Docker for Deep Learning

It is often good practice to run the development environment in a docker container.

This is useful when doing distributed development with multiple engineers, who may each use a different version of Linux on their desktop.
When a Deep Learning off-board pipeline is set up in the cloud using EC2, or Kubernetes, the container can become an environment for your deep learning toolchain.

For machine learning, when GPUs are used, the docker environment needs to have CUDA installed. And that takes a bit of care to set up:

The CUDA version on the host side needs to match the CUDA version installed on the container.
The docker service needs to have the NVidia container toolkit installed on the host side.

Even if each engineer can have a slightly different Linux distribution on the host, they are all required to have the same CUDA version.

Development environment setup

I’m using the example at https://github.com/Bitdribble/LDL. You will need the files below:

To create the Docker image, run

docker/docker_build.sh

You can see the list of docker images with docker images. Ours will be named ldl.

To start the container from the ldl image (or to enter it from a 2nd shell):

docker/docker_start.sh

You can see the running containers with docker ps, and all containers, including the stopped ones, with docker ps -a.

To stop the container:

docker/docker_stop.sh

The Dockerfile

This is the recipe for creating the docker image. It takes a good 20-30 minutes to run, because CUDA and torch are large and take a while to download.

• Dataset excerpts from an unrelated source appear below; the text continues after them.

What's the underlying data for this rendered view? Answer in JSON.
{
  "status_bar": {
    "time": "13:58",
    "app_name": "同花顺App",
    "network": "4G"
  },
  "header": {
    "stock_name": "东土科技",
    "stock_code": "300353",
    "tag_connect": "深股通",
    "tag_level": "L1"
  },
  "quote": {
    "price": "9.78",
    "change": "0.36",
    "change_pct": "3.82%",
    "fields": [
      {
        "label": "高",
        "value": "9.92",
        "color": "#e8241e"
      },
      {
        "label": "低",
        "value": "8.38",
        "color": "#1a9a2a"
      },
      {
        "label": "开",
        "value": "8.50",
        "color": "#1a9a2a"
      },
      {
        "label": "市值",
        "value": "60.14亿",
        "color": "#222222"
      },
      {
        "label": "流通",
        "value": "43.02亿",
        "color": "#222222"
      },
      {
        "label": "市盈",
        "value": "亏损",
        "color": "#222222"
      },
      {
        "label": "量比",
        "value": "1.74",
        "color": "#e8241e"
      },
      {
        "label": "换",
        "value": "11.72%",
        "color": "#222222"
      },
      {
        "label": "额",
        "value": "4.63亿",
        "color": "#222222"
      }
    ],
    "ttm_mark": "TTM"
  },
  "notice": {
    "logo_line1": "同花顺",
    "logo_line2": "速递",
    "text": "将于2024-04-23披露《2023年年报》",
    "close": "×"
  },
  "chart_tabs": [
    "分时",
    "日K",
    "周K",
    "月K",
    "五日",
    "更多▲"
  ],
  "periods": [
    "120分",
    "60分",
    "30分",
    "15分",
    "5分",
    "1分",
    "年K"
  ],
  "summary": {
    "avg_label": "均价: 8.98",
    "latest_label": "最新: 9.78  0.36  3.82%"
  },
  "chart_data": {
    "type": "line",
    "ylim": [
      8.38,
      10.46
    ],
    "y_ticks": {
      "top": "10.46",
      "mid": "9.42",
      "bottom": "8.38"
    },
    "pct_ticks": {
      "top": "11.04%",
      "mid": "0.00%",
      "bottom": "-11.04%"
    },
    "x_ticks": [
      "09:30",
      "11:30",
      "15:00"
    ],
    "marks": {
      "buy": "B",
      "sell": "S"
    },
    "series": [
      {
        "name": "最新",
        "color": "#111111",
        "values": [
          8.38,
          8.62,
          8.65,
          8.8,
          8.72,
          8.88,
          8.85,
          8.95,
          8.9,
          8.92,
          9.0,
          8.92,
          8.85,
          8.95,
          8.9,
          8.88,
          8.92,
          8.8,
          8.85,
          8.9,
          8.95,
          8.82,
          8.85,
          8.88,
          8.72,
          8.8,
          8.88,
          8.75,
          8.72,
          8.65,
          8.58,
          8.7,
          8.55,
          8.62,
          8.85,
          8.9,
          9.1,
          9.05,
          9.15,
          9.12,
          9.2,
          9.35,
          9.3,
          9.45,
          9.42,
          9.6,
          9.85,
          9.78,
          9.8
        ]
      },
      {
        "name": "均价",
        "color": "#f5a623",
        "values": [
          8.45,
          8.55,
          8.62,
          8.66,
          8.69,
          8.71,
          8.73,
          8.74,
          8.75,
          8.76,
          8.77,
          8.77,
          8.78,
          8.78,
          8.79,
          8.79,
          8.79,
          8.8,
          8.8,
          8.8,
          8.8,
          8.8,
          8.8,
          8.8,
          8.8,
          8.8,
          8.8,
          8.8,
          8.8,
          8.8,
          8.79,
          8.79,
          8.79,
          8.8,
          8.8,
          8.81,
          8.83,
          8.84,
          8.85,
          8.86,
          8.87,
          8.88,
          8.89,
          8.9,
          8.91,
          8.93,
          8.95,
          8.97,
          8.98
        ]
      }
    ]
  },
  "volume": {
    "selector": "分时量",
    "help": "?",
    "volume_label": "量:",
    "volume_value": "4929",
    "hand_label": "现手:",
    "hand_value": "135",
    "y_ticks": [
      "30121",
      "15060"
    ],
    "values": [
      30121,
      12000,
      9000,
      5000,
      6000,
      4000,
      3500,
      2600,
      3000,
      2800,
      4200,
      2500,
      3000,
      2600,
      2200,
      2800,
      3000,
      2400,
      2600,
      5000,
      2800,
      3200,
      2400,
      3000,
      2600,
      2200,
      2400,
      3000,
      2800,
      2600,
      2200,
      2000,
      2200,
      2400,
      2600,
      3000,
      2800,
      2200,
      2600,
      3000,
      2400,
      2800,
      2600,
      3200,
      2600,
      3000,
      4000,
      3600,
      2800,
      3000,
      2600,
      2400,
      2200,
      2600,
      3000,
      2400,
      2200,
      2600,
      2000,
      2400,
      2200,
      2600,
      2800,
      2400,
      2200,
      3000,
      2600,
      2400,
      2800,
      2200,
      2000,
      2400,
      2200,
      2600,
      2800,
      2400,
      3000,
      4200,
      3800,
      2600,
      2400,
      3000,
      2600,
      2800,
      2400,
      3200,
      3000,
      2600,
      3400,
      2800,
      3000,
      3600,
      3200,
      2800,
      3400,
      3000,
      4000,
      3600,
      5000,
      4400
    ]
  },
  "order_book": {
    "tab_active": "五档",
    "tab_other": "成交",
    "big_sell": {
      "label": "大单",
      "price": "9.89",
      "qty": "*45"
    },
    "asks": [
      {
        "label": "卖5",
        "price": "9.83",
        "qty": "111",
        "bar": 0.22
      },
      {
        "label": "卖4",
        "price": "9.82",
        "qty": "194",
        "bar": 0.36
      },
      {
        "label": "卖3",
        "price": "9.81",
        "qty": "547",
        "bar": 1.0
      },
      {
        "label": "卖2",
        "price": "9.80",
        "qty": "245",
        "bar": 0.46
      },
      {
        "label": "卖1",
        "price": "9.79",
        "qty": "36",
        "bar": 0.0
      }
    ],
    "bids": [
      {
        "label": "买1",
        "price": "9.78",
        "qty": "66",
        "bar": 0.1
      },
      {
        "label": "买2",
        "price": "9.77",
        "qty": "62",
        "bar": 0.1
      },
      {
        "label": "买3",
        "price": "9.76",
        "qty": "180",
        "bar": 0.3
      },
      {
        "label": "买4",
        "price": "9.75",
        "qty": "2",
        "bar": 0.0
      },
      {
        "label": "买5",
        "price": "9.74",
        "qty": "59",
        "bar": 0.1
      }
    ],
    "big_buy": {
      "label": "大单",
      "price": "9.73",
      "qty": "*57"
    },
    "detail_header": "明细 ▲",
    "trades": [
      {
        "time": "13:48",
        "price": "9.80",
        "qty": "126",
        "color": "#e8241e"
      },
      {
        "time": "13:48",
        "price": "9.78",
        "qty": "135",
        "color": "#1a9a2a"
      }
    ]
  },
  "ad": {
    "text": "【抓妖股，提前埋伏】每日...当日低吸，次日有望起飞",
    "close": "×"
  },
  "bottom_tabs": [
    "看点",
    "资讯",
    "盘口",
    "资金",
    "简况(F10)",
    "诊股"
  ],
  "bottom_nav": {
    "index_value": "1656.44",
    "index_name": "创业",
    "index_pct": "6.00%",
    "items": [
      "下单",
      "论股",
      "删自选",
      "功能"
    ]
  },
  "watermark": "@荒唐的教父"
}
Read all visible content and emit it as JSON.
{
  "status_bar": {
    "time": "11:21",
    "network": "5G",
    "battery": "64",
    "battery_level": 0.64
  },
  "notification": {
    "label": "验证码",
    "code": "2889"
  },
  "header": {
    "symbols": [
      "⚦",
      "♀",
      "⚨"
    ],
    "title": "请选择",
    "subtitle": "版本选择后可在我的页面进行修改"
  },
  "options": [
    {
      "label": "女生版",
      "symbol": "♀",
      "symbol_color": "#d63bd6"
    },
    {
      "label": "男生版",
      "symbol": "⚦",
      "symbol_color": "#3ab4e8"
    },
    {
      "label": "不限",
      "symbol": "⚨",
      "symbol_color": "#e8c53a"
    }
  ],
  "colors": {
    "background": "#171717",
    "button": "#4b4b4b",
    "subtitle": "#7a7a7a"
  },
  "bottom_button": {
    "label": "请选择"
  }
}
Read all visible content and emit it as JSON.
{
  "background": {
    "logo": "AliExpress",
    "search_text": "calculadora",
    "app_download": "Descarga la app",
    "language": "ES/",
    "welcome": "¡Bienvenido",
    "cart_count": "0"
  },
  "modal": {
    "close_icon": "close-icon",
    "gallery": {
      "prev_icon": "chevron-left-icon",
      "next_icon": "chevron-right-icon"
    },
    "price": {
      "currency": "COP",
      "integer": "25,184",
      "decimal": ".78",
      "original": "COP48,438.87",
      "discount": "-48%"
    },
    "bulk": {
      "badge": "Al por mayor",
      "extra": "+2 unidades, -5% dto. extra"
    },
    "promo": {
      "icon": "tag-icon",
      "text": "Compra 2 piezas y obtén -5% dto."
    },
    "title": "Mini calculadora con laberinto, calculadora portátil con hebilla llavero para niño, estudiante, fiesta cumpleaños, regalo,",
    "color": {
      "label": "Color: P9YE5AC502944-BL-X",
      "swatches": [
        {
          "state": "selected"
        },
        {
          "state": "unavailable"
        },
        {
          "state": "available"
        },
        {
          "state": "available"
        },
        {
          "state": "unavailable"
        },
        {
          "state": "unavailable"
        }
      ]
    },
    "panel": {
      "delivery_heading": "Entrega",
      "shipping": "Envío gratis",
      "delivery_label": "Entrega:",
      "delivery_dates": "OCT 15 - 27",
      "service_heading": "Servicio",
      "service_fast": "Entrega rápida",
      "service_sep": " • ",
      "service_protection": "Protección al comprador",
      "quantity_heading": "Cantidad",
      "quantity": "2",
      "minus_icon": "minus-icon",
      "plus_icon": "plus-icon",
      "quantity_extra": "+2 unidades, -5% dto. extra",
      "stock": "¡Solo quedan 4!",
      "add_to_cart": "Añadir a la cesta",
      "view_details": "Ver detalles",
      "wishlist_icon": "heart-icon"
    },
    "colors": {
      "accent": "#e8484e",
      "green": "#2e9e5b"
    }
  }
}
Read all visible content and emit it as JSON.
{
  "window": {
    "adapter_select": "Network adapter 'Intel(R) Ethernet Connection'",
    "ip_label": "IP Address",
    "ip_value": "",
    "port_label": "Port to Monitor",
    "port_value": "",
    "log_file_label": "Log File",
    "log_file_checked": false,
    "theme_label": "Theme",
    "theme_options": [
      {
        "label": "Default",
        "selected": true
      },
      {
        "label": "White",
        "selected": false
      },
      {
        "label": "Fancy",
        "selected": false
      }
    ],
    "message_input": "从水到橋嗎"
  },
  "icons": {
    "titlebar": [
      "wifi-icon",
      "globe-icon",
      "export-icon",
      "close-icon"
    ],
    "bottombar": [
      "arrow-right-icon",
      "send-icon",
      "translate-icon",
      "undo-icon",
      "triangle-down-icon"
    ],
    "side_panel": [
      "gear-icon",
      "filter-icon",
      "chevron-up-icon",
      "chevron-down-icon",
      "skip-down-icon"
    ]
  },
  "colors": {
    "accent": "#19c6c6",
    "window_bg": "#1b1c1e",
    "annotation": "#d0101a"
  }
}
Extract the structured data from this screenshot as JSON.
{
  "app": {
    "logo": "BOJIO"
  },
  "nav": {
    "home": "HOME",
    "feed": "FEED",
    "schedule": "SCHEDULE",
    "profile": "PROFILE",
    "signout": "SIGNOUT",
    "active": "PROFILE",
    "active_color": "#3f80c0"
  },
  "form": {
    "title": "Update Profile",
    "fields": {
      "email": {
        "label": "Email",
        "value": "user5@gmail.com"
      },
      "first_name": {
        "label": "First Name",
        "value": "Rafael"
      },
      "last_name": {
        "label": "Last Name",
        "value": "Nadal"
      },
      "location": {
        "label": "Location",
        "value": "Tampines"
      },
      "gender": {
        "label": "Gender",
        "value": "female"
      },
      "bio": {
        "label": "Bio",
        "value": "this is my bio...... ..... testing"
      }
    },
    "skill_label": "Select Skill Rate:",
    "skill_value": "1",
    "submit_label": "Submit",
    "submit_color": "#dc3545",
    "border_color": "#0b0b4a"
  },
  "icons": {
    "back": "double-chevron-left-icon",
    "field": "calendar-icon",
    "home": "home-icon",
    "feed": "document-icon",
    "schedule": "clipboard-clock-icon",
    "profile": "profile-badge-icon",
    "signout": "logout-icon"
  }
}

FROM ubuntu:20.04 # Derive from ubuntu 20.04 as base image

ENV DEBIAN_FRONTEND=noninteractive

# A minimum number of packages required to install CUDA
RUN apt-get update; apt-get install -y \
    apt-utils \
    curl \
    gnupg \
    wget \
    zip

# Container side CUDA version must match host side CUDA version.
# You can get the Ubuntu 20 version as apt install nvidia-cuda-toolkit,
# but it may not match your host side version
#
# In my case, the host side has CUDA 11.2, so we install that.
RUN rm -rf /tmp/cuda && \
    mkdir /tmp/cuda && \
    wget --progress=bar:force:noscroll https://developer.download.nvidia.com/compute/cuda/repos/ubuntu2004/x86_64/cuda-ubuntu2004.pin && \
    mv cuda-ubuntu2004.pin /etc/apt/preferences.d/cuda-repository-pin-600 && \
    wget --progress=bar:force:noscroll https://developer.download.nvidia.com/compute/cuda/11.2.0/local_installers/cuda-repo-ubuntu2004-11-2-local_11.2.0-460.27.04-1_amd64.deb && \
    dpkg -i cuda-repo-ubuntu2004-11-2-local_11.2.0-460.27.04-1_amd64.deb && \
    apt-key add /var/cuda-repo-ubuntu2004-11-2-local/7fa2af80.pub && \
    apt-get update && \
    apt-get -y install cuda && \
    rm -rf /tmp/cuda

# CUDA takes a long time to download.
# The list of these packages keeps changing, so I'm listing it after CUDA
RUN apt-get update; apt-get install -y \
    emacs \
    git \
    iputils-ping \
    htop \
    lsof \
    net-tools \
    pip \
    psmisc \
    python3 \
    sudo \
    traceroute \
    tzdata \
    vim \
    zip

# Torch is large, pip runs out of memory w/o --no-cache-dir
# so preinstall torch
RUN pip3 install --default-timeout=300 --verbose --no-cache-dir torch==1.9.0

# Install the other requirements
COPY requirements.txt /tmp
RUN pip3 install --default-timeout=300 -r /tmp/requirements.txt && \
    rm -f /tmp/requirements.txt

Tip: don’t place any spaces after the trailing \.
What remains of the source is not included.